Letztes Update:
20211201144008

Finanzielle Hilfe für Schausteller wird verlängert

14:34
01.12.2021
Das Wirtschaftsministerium unterstützt die von der Absage der Weihnachtsmärkte besonders belasteten Schausteller und Marktkaufleute weiter finanziell. Für sie und Unternehmen der Veranstaltungs- und Eventbranche, des Taxi- und Mietwagengewerbes sowie Dienstleister des Sports, der Unterhaltung und Erholung wurde die Antragsfrist für den Tilgungszuschuss II bis Ende März 2022 verlängert.

Ressortchefin Nicole Hoffmeister-Kraut (CDU) sagte am Mittwoch in Stuttgart: «Durch die neuen pandemiebedingten Einschränkungen im Veranstaltungs- und Freizeitbereich stehen viele Betriebe wieder mit dem Rücken zur Wand.» Hinzu kämen die fehlende Planungssicherheit sowie die im Hinblick auf den Neustart notwendigen Investitionen in Betriebsmittel.

Der Präsident des Baden-Württembergischen Industrie- und Handelskammertages (BWIHK), Wolfgang Grenke, sagte, ein Großteil entgangener Umsätze und damit Einkommensmöglichkeiten seien in den hart betroffenen Dienstleistungsbranchen nicht nachholbar. «Die weiterhin fehlenden Einnahmen führen in Verbindung mit den weiterlaufenden Grundkosten wie beispielsweise Tilgungsraten zur existenziellen Bedrohung vieler Betriebe.»

(dpa/lsw)

Boris Johnson weist Bericht über verbotene Lockdown-Partys zurück

13:25
01.12.2021
Der britische Premierminister Boris Johnson hat einen Bericht über verbotene Lockdown-Partys in seinem Amtsitz in der Downing Street zurückgewiesen. «Alle Richtlinien sind von [Downing Street] Nummer 10 befolgt worden», sagte Johnson am Mittwoch im Londoner Unterhaus auf die Frage nach einer angeblichen Weihnachtsfeier im Dezember 2020, bei der sich Dutzende Mitarbeiter vergnügt haben sollen, während sich das Land im strikten Lockdown befand.

Der «Mirror» berichtete neben der angeblich von Johnson geduldeten Weihnachtsfeier noch von einer weiteren Party in der Downing Street im November 2020, bei der Johnson zum Abschied eines Beraters selbst eine Rede gehalten haben soll.

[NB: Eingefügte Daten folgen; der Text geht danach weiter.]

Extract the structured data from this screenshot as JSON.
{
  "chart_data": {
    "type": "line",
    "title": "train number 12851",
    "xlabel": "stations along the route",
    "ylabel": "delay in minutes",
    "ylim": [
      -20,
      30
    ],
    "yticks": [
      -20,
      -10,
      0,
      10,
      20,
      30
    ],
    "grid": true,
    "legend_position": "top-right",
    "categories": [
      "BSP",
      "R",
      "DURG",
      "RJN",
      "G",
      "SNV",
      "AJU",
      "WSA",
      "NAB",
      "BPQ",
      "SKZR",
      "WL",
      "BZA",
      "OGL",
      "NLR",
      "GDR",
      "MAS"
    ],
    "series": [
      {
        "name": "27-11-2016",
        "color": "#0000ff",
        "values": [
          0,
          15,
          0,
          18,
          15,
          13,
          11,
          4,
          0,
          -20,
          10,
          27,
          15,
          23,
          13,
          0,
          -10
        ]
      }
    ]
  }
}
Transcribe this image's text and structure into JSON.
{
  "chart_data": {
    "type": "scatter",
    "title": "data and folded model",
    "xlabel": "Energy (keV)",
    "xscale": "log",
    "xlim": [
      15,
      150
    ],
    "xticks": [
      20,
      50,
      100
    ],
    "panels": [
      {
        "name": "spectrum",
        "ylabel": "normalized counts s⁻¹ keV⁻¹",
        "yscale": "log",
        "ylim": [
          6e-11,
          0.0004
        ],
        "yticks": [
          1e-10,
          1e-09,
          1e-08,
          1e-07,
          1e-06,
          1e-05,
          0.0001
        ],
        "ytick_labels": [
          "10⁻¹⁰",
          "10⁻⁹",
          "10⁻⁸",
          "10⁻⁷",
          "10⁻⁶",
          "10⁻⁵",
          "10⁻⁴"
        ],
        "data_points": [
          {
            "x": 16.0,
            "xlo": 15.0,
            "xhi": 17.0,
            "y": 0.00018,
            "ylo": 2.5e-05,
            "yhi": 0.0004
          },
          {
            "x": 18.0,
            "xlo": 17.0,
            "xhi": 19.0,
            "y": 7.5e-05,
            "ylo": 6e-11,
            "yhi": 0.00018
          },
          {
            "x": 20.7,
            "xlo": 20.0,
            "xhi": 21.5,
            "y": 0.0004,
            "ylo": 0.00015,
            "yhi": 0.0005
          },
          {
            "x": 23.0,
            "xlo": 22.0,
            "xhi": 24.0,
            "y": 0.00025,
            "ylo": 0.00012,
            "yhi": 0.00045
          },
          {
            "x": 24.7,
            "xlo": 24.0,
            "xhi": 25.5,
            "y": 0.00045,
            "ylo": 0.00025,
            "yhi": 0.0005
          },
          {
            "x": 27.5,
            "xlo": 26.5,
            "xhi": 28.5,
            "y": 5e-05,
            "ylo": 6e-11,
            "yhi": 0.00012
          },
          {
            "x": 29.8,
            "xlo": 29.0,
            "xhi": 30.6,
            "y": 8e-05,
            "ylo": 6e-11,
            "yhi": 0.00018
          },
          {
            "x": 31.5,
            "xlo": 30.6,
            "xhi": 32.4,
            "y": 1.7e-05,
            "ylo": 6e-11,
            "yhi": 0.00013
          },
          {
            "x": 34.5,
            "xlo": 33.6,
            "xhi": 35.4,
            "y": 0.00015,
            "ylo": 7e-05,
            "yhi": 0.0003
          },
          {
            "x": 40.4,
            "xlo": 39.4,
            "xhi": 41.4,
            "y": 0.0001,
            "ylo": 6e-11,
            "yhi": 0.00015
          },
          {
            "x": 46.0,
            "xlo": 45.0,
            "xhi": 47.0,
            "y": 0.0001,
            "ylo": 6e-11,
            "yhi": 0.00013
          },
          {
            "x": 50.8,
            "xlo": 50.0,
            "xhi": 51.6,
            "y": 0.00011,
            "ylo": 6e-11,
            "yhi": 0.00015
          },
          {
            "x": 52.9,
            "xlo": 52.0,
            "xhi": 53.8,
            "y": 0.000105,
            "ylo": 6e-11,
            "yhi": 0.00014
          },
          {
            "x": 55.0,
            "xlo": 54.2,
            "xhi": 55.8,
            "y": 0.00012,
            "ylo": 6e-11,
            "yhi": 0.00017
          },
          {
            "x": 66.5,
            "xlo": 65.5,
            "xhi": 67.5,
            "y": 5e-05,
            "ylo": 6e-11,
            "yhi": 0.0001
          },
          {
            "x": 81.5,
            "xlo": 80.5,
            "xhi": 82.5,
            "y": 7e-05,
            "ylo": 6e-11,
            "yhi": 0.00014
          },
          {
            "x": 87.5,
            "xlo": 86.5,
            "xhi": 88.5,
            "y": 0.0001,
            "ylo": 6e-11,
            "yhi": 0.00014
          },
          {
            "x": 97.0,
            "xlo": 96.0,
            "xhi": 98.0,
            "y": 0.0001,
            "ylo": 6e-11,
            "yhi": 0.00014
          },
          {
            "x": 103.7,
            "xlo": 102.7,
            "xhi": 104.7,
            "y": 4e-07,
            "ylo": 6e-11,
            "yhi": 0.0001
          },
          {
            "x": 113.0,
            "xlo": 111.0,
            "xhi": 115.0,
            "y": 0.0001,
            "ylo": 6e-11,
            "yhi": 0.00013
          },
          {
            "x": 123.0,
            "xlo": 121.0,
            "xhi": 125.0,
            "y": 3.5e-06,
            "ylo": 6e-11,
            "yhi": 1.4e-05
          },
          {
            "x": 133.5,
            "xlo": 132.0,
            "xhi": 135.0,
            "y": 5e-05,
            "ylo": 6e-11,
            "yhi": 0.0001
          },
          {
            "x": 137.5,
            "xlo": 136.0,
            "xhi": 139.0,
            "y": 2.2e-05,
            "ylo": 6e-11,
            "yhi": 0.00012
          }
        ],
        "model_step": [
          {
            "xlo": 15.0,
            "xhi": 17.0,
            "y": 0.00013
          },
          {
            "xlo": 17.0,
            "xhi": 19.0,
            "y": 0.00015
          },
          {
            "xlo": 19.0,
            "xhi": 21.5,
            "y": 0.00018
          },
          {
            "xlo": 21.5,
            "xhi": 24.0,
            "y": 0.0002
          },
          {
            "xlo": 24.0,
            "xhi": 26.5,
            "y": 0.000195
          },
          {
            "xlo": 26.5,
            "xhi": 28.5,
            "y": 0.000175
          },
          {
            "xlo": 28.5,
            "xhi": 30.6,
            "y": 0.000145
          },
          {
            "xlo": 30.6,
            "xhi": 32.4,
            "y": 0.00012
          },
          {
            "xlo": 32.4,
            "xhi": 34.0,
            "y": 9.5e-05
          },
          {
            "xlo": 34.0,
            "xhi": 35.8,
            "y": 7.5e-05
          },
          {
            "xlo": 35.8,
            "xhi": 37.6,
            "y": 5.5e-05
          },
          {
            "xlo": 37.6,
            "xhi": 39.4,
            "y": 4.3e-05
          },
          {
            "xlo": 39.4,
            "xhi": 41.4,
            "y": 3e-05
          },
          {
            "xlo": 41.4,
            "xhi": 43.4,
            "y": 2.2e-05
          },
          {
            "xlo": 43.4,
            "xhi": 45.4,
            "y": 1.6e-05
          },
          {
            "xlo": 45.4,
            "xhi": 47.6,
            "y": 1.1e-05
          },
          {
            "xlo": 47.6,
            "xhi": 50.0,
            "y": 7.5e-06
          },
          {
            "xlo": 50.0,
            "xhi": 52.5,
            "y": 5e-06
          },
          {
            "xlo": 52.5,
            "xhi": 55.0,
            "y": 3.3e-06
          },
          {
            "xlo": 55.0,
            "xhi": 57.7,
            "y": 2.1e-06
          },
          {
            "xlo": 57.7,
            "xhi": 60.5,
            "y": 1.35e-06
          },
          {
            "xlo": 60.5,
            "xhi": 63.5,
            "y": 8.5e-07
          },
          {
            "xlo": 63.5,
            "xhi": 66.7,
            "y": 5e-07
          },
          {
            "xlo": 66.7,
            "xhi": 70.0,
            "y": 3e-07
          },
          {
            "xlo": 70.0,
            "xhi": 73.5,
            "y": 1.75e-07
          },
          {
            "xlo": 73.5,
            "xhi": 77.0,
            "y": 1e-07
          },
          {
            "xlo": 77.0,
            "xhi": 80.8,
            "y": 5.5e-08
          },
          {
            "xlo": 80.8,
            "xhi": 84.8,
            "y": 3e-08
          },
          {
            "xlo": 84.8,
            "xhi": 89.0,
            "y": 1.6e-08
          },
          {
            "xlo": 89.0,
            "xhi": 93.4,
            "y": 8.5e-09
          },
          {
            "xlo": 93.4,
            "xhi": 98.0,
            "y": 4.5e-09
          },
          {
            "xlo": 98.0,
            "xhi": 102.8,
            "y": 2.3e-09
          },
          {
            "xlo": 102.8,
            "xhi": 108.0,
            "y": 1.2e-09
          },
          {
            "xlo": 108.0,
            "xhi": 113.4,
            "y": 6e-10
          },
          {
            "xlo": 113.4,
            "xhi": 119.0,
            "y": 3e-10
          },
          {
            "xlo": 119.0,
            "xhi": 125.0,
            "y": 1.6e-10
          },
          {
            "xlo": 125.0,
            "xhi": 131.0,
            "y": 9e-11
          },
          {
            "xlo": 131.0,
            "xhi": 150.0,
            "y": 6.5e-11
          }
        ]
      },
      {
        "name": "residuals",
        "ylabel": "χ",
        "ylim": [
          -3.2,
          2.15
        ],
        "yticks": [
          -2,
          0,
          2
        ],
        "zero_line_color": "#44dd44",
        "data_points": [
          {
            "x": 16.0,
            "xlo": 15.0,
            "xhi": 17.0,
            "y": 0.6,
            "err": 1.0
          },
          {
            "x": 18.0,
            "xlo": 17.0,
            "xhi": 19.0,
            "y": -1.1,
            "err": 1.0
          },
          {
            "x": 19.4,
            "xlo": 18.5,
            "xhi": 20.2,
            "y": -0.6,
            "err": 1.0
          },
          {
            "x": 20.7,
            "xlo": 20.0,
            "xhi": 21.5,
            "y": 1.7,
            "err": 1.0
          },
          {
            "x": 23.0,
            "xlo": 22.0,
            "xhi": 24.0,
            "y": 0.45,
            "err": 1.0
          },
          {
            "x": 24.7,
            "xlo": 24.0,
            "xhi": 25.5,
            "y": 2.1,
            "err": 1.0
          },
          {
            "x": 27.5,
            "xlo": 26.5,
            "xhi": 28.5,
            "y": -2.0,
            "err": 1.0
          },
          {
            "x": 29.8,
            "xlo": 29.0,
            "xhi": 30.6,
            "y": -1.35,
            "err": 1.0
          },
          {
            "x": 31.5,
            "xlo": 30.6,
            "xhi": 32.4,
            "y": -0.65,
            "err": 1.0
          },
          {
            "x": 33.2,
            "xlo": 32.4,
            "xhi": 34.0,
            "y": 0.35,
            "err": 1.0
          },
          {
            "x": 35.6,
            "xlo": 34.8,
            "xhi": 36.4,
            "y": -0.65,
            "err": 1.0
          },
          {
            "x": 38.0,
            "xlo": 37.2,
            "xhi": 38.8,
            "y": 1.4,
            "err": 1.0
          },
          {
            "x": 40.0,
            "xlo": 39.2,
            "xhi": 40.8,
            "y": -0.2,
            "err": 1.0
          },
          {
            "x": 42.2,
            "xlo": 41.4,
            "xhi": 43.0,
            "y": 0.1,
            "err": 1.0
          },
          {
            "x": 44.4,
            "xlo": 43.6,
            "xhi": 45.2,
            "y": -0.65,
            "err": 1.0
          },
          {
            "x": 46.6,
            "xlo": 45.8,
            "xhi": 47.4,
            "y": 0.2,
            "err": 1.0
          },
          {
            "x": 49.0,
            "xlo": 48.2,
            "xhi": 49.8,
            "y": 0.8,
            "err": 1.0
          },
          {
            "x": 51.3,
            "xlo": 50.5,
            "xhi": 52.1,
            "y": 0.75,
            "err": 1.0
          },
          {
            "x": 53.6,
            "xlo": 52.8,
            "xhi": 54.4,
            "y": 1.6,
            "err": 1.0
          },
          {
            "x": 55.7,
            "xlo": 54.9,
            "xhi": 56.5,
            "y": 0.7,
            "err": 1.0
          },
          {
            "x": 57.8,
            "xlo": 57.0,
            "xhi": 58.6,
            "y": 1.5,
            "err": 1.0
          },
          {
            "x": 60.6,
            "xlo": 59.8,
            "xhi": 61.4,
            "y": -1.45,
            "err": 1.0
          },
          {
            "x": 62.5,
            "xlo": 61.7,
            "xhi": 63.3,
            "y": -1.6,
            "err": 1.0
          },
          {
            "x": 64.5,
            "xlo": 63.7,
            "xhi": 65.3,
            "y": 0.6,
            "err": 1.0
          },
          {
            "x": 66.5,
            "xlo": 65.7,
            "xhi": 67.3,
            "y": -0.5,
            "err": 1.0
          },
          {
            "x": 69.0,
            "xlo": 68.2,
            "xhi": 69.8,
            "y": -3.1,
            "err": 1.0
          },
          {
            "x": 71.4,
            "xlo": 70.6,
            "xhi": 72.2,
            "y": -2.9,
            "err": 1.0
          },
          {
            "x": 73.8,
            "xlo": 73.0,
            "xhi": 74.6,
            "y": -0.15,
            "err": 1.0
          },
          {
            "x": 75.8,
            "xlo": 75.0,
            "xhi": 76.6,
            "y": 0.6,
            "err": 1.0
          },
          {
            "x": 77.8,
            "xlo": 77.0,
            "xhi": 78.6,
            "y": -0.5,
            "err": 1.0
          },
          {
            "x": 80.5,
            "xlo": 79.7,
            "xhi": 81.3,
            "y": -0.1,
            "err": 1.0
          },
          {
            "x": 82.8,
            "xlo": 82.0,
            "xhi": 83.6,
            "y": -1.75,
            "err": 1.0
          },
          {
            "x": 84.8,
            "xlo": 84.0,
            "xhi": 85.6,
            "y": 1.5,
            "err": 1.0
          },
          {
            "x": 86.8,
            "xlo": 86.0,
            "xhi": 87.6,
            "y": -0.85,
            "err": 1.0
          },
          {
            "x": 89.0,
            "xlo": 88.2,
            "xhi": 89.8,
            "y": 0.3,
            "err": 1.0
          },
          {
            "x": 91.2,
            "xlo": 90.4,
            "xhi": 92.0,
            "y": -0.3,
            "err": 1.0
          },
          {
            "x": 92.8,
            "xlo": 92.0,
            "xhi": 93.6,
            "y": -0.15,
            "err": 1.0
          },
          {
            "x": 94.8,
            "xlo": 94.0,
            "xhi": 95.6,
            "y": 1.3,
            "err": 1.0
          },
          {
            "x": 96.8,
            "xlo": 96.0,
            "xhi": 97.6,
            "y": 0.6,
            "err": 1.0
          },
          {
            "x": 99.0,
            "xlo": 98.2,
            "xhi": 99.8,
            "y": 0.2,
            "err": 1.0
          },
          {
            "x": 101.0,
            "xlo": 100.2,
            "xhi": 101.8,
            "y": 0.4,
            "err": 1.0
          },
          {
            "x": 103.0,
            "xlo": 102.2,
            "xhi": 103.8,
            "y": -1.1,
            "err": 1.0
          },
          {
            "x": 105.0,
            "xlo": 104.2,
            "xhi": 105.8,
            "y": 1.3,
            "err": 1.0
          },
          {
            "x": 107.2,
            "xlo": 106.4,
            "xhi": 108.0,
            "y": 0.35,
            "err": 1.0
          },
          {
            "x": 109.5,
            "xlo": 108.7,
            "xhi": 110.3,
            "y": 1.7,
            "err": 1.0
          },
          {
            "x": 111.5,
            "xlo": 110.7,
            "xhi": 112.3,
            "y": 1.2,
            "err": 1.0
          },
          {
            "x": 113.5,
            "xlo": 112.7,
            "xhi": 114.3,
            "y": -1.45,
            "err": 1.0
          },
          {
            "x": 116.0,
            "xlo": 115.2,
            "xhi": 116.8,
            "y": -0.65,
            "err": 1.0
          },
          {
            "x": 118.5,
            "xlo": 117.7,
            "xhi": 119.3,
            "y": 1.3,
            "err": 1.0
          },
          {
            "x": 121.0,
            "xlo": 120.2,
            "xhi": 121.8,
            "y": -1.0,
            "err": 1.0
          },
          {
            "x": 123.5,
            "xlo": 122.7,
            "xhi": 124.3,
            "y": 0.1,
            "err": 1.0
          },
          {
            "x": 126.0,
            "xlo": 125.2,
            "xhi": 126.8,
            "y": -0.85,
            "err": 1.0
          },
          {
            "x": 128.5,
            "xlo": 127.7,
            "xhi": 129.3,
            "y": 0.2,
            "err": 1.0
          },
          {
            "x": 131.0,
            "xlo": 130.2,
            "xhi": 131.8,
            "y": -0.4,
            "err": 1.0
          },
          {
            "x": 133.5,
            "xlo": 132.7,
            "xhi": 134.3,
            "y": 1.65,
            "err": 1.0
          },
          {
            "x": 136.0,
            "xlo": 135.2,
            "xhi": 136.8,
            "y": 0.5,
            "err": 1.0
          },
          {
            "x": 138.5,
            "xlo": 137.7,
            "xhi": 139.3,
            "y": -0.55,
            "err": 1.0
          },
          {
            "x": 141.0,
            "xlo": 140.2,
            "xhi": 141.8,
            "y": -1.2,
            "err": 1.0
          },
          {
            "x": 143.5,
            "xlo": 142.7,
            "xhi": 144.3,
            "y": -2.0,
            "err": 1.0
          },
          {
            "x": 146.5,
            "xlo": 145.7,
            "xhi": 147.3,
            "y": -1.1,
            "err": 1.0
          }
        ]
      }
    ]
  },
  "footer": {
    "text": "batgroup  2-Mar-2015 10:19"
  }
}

Bei beiden Feiern sollen 40 bis 50 Menschen dabei gewesen sein, was unter den damaligen Corona-Beschränkungen illegal gewesen wäre. Eine vom «Mirror» zitierte, nicht-genannte Insider-Quelle erzählte: «Es war ein Corona-Alptraum.»

Durch die gesamte Pandemie hinweg mussten sich die konservative Regierung von Boris Johnson und ihre Berater immer wieder den Vorwurf gefallen lassen, ihre eigens verhängten Regeln selbst nicht einzuhalten. So war Ex-Berater Dominic Cummings bei einer unerlaubten Fahrt durchs Land erwischt worden und Ex-Gesundheitsminister Matt Hancock verlor seinen Job, nachdem seine Lockdown-Affäre mit einer Mitarbeiterin aufgeflogen war. «Eine Regel für sie, eine andere Regel für alle anderen» ist zum geflügelten Ausdruck im Land geworden.